Antropolog UIN Ar-Raniry, Kopelma Darussalam, Banda Aceh.
Dalam esai ini, saya tertarik untuk mengupas tentang anatomi konflik di Singkil, secara singkat. Harus diakui bahwa saya sangat minim pengetahuan akan persoalan konflik, terlebih lagi persoalan Singkil. Konon, persoalan Singkil sudah menginternasional dan seolah-olah ada yang salah dalam penanganan kerukunan antar umat beragama di Aceh. Tampaknya manakala membicarakan persoalan sosial-keagamaan di Aceh, seakan-akan tidak ada yang menggembirakan. Terlebih lagi jika menulis sejarah panjang konflik atau kekerasan yang mengatasnamakan keagamaan.
Selanjutnya, masalah lainnya adalah, posisi saya menulis yang cenderung dilematis, sebab jika menelaah terlalu memihak pada satu kelompok atau komunitas, maka akan dicap sebagai yang anti keragaman dalam kehidupan beragaman. Demikian pula, jika saya terlalu membela nasib kelompok non-Muslim, maka saya akan sangat boleh jadi dianggap sebagai sekular atau liberal. Hanya dua kotak inilah, saya akan dimasukkan oleh pembaca, yang ingin cepat-cepat meraba arah dan gaya kepenulisan saya dalam menyajikan konflik di Singkil.

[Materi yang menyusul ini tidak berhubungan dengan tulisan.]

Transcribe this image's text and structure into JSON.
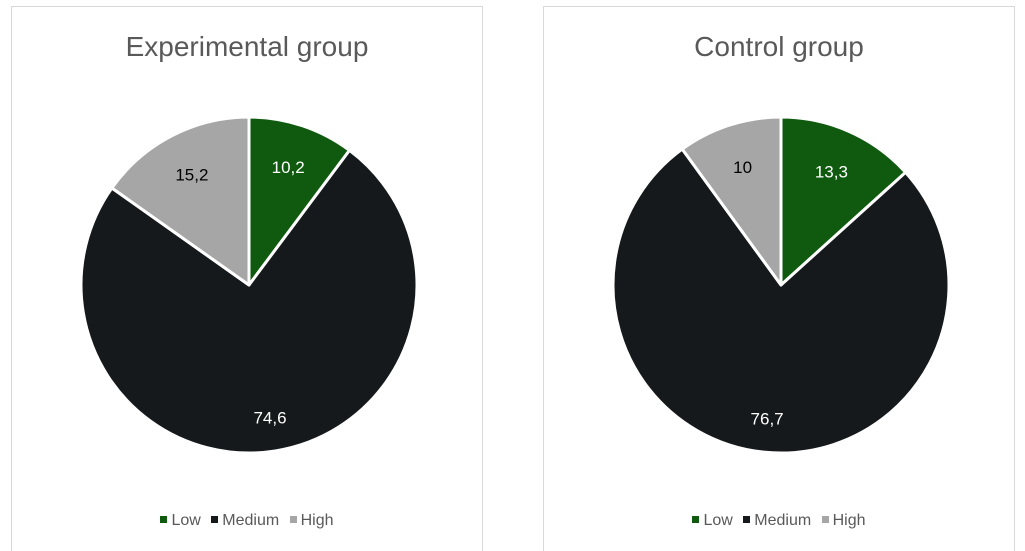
{
  "chart_data": [
    {
      "type": "pie",
      "title": "Experimental group",
      "categories": [
        "Low",
        "Medium",
        "High"
      ],
      "values": [
        10.2,
        74.6,
        15.2
      ],
      "labels": [
        "10,2",
        "74,6",
        "15,2"
      ],
      "colors": [
        "#0f5a0f",
        "#15191b",
        "#a6a6a6"
      ],
      "legend": "bottom"
    },
    {
      "type": "pie",
      "title": "Control group",
      "categories": [
        "Low",
        "Medium",
        "High"
      ],
      "values": [
        13.3,
        76.7,
        10
      ],
      "labels": [
        "13,3",
        "76,7",
        "10"
      ],
      "colors": [
        "#0f5a0f",
        "#15191b",
        "#a6a6a6"
      ],
      "legend": "bottom"
    }
  ]
}
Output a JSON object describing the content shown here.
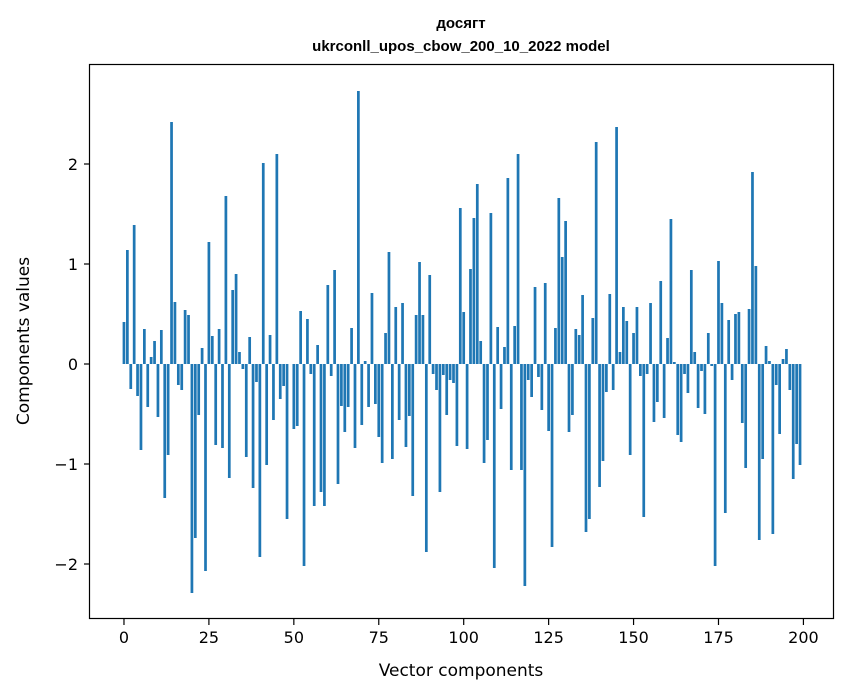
{
  "chart_data": {
    "type": "bar",
    "title": "досягт",
    "subtitle": "ukrconll_upos_cbow_200_10_2022 model",
    "xlabel": "Vector components",
    "ylabel": "Components values",
    "xlim": [
      -10,
      209
    ],
    "ylim": [
      -2.55,
      2.99
    ],
    "xticks": [
      0,
      25,
      50,
      75,
      100,
      125,
      150,
      175,
      200
    ],
    "yticks": [
      -2,
      -1,
      0,
      1,
      2
    ],
    "xtick_labels": [
      "0",
      "25",
      "50",
      "75",
      "100",
      "125",
      "150",
      "175",
      "200"
    ],
    "ytick_labels": [
      "−2",
      "−1",
      "0",
      "1",
      "2"
    ],
    "bar_color": "#1f77b4",
    "grid": false,
    "values": [
      0.42,
      1.14,
      -0.25,
      1.39,
      -0.32,
      -0.86,
      0.35,
      -0.43,
      0.07,
      0.23,
      -0.53,
      0.34,
      -1.34,
      -0.91,
      2.42,
      0.62,
      -0.21,
      -0.26,
      0.54,
      0.49,
      -2.29,
      -1.74,
      -0.51,
      0.16,
      -2.07,
      1.22,
      0.28,
      -0.81,
      0.35,
      -0.84,
      1.68,
      -1.14,
      0.74,
      0.9,
      0.12,
      -0.05,
      -0.93,
      0.27,
      -1.24,
      -0.18,
      -1.93,
      2.01,
      -1.01,
      0.29,
      -0.56,
      2.1,
      -0.35,
      -0.22,
      -1.55,
      0.0,
      -0.65,
      -0.62,
      0.53,
      -2.02,
      0.45,
      -0.1,
      -1.42,
      0.19,
      -1.28,
      -1.42,
      0.79,
      -0.12,
      0.94,
      -1.2,
      -0.42,
      -0.68,
      -0.43,
      0.36,
      -0.84,
      2.73,
      -0.61,
      0.03,
      -0.43,
      0.71,
      -0.4,
      -0.73,
      -0.99,
      0.31,
      1.12,
      -0.95,
      0.57,
      -0.56,
      0.61,
      -0.83,
      -0.52,
      -1.32,
      0.49,
      1.02,
      0.49,
      -1.88,
      0.89,
      -0.1,
      -0.26,
      -1.28,
      -0.11,
      -0.51,
      -0.16,
      -0.19,
      -0.82,
      1.56,
      0.52,
      -0.85,
      0.95,
      1.46,
      1.8,
      0.23,
      -0.99,
      -0.76,
      1.51,
      -2.04,
      0.37,
      -0.45,
      0.17,
      1.86,
      -1.06,
      0.38,
      2.1,
      -1.06,
      -2.22,
      -0.16,
      -0.33,
      0.77,
      -0.13,
      -0.46,
      0.81,
      -0.67,
      -1.83,
      0.36,
      1.66,
      1.07,
      1.43,
      -0.68,
      -0.51,
      0.35,
      0.29,
      0.69,
      -1.68,
      -1.55,
      0.46,
      2.22,
      -1.23,
      -0.97,
      -0.28,
      0.7,
      -0.26,
      2.37,
      0.12,
      0.57,
      0.43,
      -0.91,
      0.31,
      0.57,
      -0.12,
      -1.53,
      -0.1,
      0.61,
      -0.58,
      -0.38,
      0.83,
      -0.54,
      0.26,
      1.45,
      0.02,
      -0.71,
      -0.78,
      -0.1,
      -0.29,
      0.94,
      0.12,
      -0.44,
      -0.07,
      -0.5,
      0.31,
      -0.02,
      -2.02,
      1.03,
      0.61,
      -1.49,
      0.44,
      -0.16,
      0.5,
      0.52,
      -0.59,
      -1.04,
      0.55,
      1.92,
      0.98,
      -1.76,
      -0.95,
      0.18,
      0.03,
      -1.7,
      -0.21,
      -0.7,
      0.05,
      0.15,
      -0.26,
      -1.15,
      -0.8,
      -1.01
    ]
  }
}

Ini yang disebut dilema seorang penulis. Untaian kata dari penulis berbeda dengan orator. Seorang penulis akan diingat semua tulisannya, sementara orator, kalau pun direkaman, akan diingat suaranya. Kekuatan suara dan tulisan memang sangat berbeda. Suara akan menggema sejauh mana dapat didengar. Walaupun ada suara yang didengar maupun yang tidak, suara memiliki daya ledak. Sedangkan tulisan berhubungan dengan kekuatan senyap. Dia hanya terletak di perpustakaan, jika dia berbentuk buku atau monograf. Orang harus diam untuk menikmati sebuah tulisan. Karena itu, pengaruh dari suatu tulisa lebih dahsyat, sebab tidak sedikit karya-karya yang mampu memengaruhi suatu peradaban. Namun ketika suara dan tulisan menyatu, maka dia menjadi peluru peradaban.

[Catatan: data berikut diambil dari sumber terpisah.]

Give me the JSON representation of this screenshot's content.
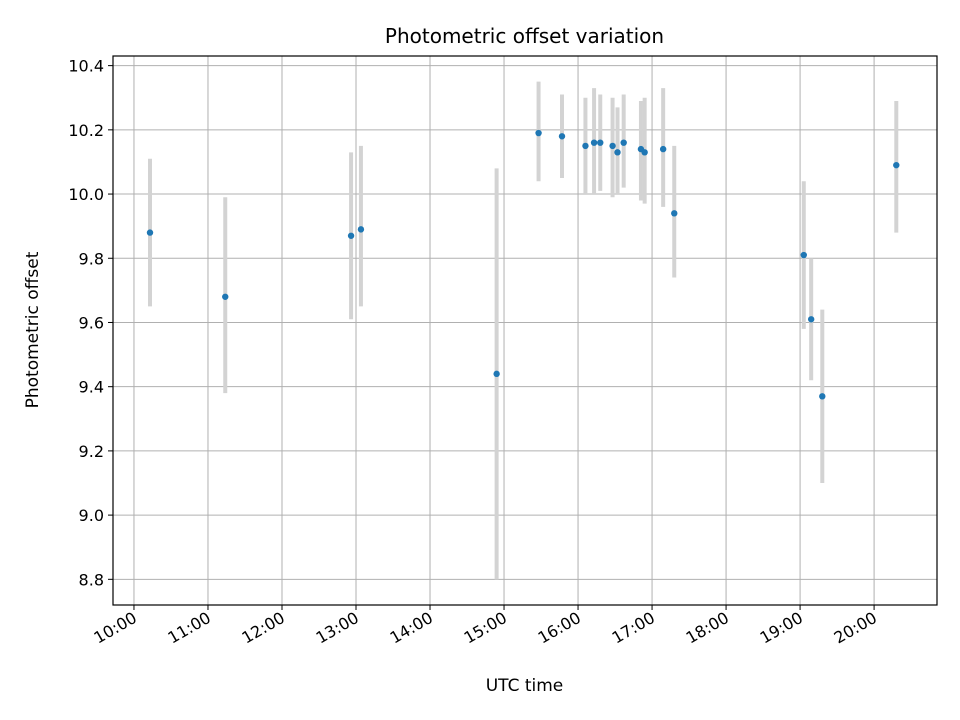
{
  "chart_data": {
    "type": "scatter",
    "title": "Photometric offset variation",
    "xlabel": "UTC time",
    "ylabel": "Photometric offset",
    "x_ticks": [
      "10:00",
      "11:00",
      "12:00",
      "13:00",
      "14:00",
      "15:00",
      "16:00",
      "17:00",
      "18:00",
      "19:00",
      "20:00"
    ],
    "y_ticks": [
      "8.8",
      "9.0",
      "9.2",
      "9.4",
      "9.6",
      "9.8",
      "10.0",
      "10.2",
      "10.4"
    ],
    "xlim": [
      "09:43",
      "20:51"
    ],
    "ylim": [
      8.72,
      10.43
    ],
    "grid": true,
    "colors": {
      "point": "#1f77b4",
      "errorbar": "#d3d3d3",
      "grid": "#b0b0b0"
    },
    "points": [
      {
        "x": "10:13",
        "y": 9.88,
        "ylo": 9.65,
        "yhi": 10.11
      },
      {
        "x": "11:14",
        "y": 9.68,
        "ylo": 9.38,
        "yhi": 9.99
      },
      {
        "x": "12:56",
        "y": 9.87,
        "ylo": 9.61,
        "yhi": 10.13
      },
      {
        "x": "13:04",
        "y": 9.89,
        "ylo": 9.65,
        "yhi": 10.15
      },
      {
        "x": "14:54",
        "y": 9.44,
        "ylo": 8.8,
        "yhi": 10.08
      },
      {
        "x": "15:28",
        "y": 10.19,
        "ylo": 10.04,
        "yhi": 10.35
      },
      {
        "x": "15:47",
        "y": 10.18,
        "ylo": 10.05,
        "yhi": 10.31
      },
      {
        "x": "16:06",
        "y": 10.15,
        "ylo": 10.0,
        "yhi": 10.3
      },
      {
        "x": "16:13",
        "y": 10.16,
        "ylo": 10.0,
        "yhi": 10.33
      },
      {
        "x": "16:18",
        "y": 10.16,
        "ylo": 10.01,
        "yhi": 10.31
      },
      {
        "x": "16:28",
        "y": 10.15,
        "ylo": 9.99,
        "yhi": 10.3
      },
      {
        "x": "16:32",
        "y": 10.13,
        "ylo": 10.0,
        "yhi": 10.27
      },
      {
        "x": "16:37",
        "y": 10.16,
        "ylo": 10.02,
        "yhi": 10.31
      },
      {
        "x": "16:51",
        "y": 10.14,
        "ylo": 9.98,
        "yhi": 10.29
      },
      {
        "x": "16:54",
        "y": 10.13,
        "ylo": 9.97,
        "yhi": 10.3
      },
      {
        "x": "17:09",
        "y": 10.14,
        "ylo": 9.96,
        "yhi": 10.33
      },
      {
        "x": "17:18",
        "y": 9.94,
        "ylo": 9.74,
        "yhi": 10.15
      },
      {
        "x": "19:03",
        "y": 9.81,
        "ylo": 9.58,
        "yhi": 10.04
      },
      {
        "x": "19:09",
        "y": 9.61,
        "ylo": 9.42,
        "yhi": 9.8
      },
      {
        "x": "19:18",
        "y": 9.37,
        "ylo": 9.1,
        "yhi": 9.64
      },
      {
        "x": "20:18",
        "y": 10.09,
        "ylo": 9.88,
        "yhi": 10.29
      }
    ]
  }
}
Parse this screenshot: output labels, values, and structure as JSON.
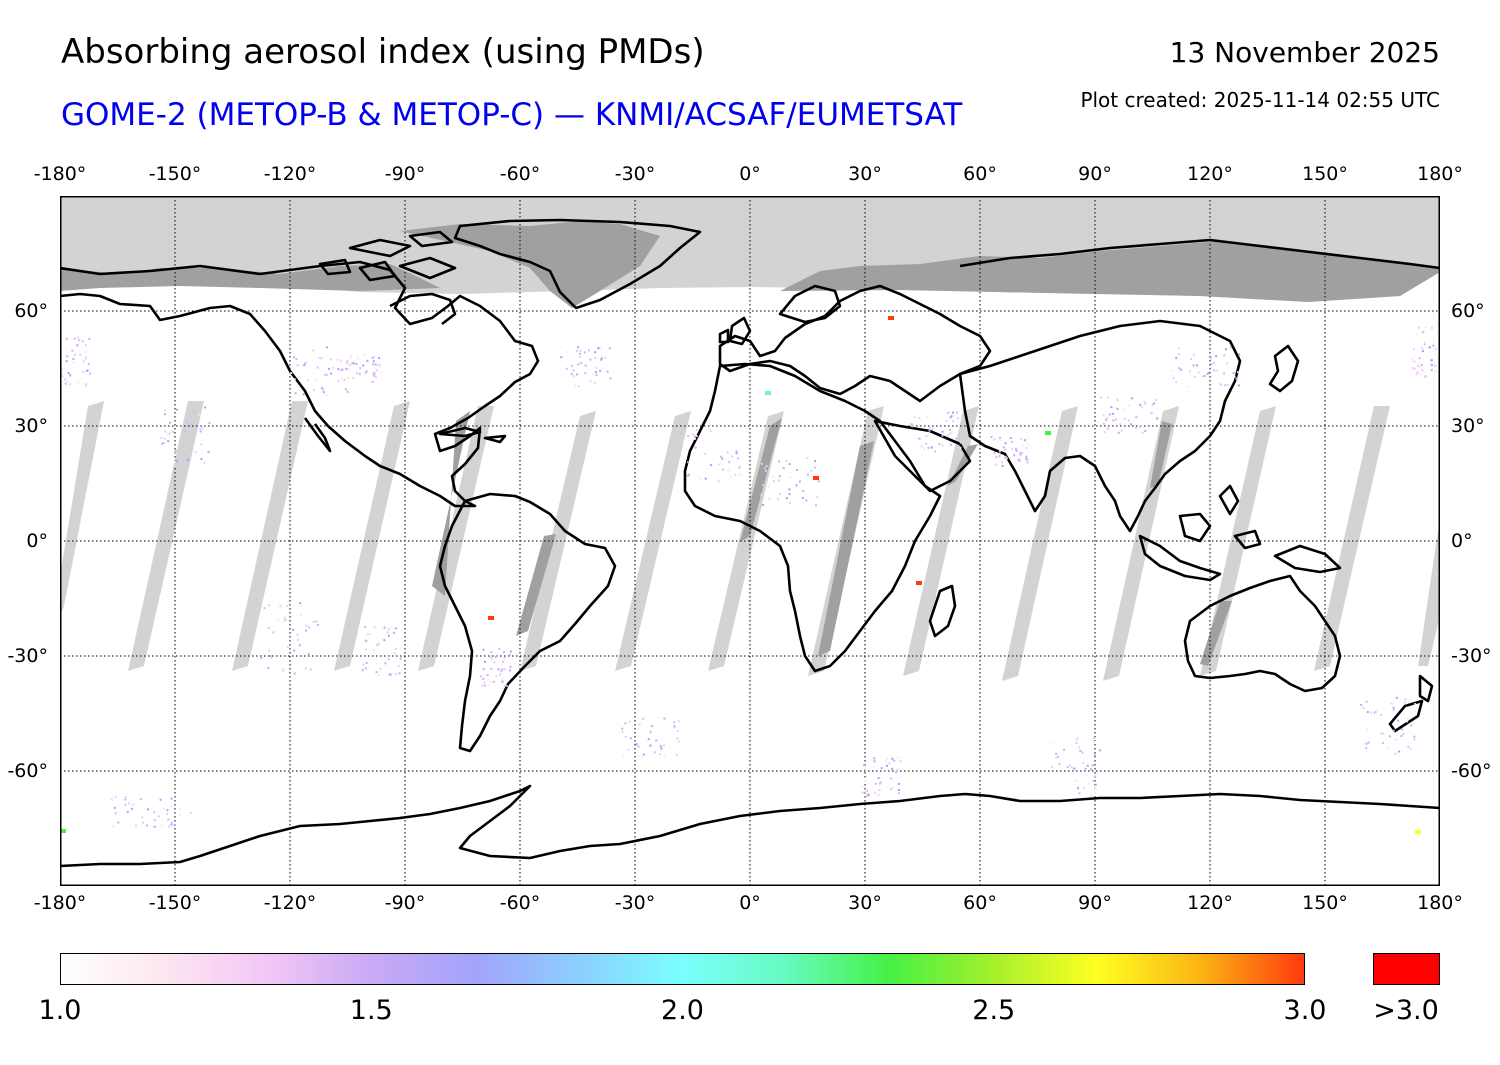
{
  "header": {
    "title": "Absorbing aerosol index (using PMDs)",
    "subtitle": "GOME-2 (METOP-B & METOP-C) — KNMI/ACSAF/EUMETSAT",
    "date": "13 November 2025",
    "plot_created": "Plot created: 2025-11-14 02:55 UTC"
  },
  "axes": {
    "lon_ticks": [
      "-180°",
      "-150°",
      "-120°",
      "-90°",
      "-60°",
      "-30°",
      "0°",
      "30°",
      "60°",
      "90°",
      "120°",
      "150°",
      "180°"
    ],
    "lon_values": [
      -180,
      -150,
      -120,
      -90,
      -60,
      -30,
      0,
      30,
      60,
      90,
      120,
      150,
      180
    ],
    "lat_ticks": [
      "60°",
      "30°",
      "0°",
      "-30°",
      "-60°"
    ],
    "lat_values": [
      60,
      30,
      0,
      -30,
      -60
    ],
    "lon_range": [
      -180,
      180
    ],
    "lat_range": [
      -90,
      90
    ]
  },
  "colorbar": {
    "labels": [
      "1.0",
      "1.5",
      "2.0",
      "2.5",
      "3.0"
    ],
    "values": [
      1.0,
      1.5,
      2.0,
      2.5,
      3.0
    ],
    "range": [
      1.0,
      3.0
    ],
    "overflow_label": ">3.0",
    "overflow_color": "#ff0000",
    "stops": [
      "#ffffff",
      "#fde6f0",
      "#f2c6f6",
      "#c9aaf5",
      "#a3a3fb",
      "#8ccfff",
      "#7affff",
      "#66fbc0",
      "#46f044",
      "#a5f02d",
      "#ffff22",
      "#fbb414",
      "#ff3a0e"
    ]
  },
  "colors": {
    "no_data": "#d3d3d3",
    "land_no_data": "#a0a0a0",
    "coast": "#000000",
    "title_blue": "#0000ee"
  }
}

Akan tetapi, bagaimana jika kita mulai belajar memahami tentang teks-teks sosial yang tersusun tidak sangat rapi. Ini merupakan suatu akar masalah di dalam memahami fenomena sosial. Persoalan yang muncul di sini adalah siapa yang menulis teks-teks sosial, sehingga tidak mewujudkan situasi hamorni. Saya membayangkan ketidakharmonisan sangat boleh jadi dipicu pola penulis teks sosialnya yang saling berebut di atas secarik kertas. Akibatnya, dishamorni itu menjadi fakta, seolah-olah yang salah adalah penulis, tinta, atau kertasnya sudah rapuh. Untuk itu, memahami orkestra kehidupan umat beragama harus dilihat dari fakta teks-teks sosial yang sudah ditulis dalam lorong waktu yang amat panjang.

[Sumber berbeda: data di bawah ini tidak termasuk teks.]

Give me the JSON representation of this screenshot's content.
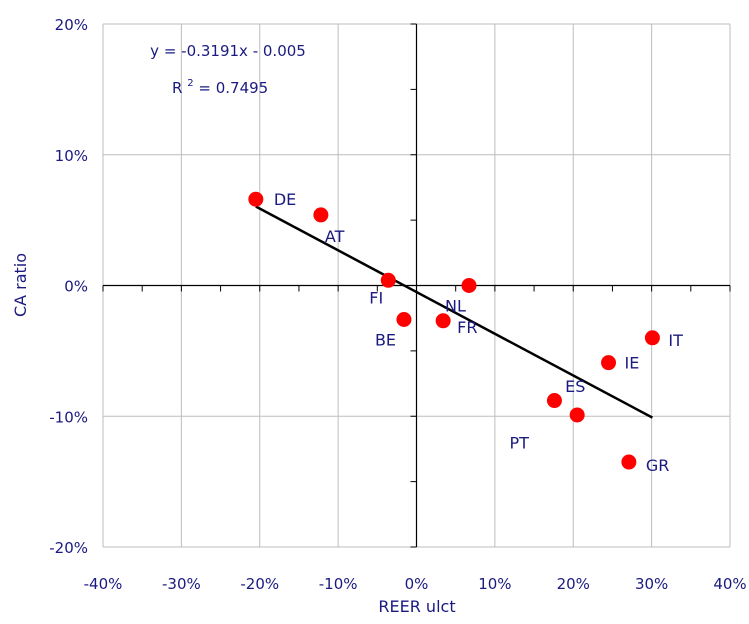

Singkil adalah satu fakta penyusunan teks-teks sosial yang rapuh. Punya kekuatan historis, tetapi hilang ke dalam tanah. Punya kekayaan alam yang amat dahsyat, sekarang malah menjadi hamparan Kelapa Sawit. Punya tradisi yang amat kuat, sekarang malah terjadi fragmentasi yang amat dalam. Sekian masalah Singkil, diperparah oleh keinginan penjajah menjadikannya sebagai daerah penyangga (buffer zone) yang memutuskan tali hubungan keislaman dari Aceh hingga ke Tanah Minangkabau. Konsep buffer zone ini adalah memasukkan keyakinan lain dari Eropa ke tengah-tengah masyarakat di kawasan Singkil. Di provinsi tetangga juga telah berkembang pandangan bahwa Singkil juga merupakan suku bangsa dari provinsi yang dimasukkan ke Aceh.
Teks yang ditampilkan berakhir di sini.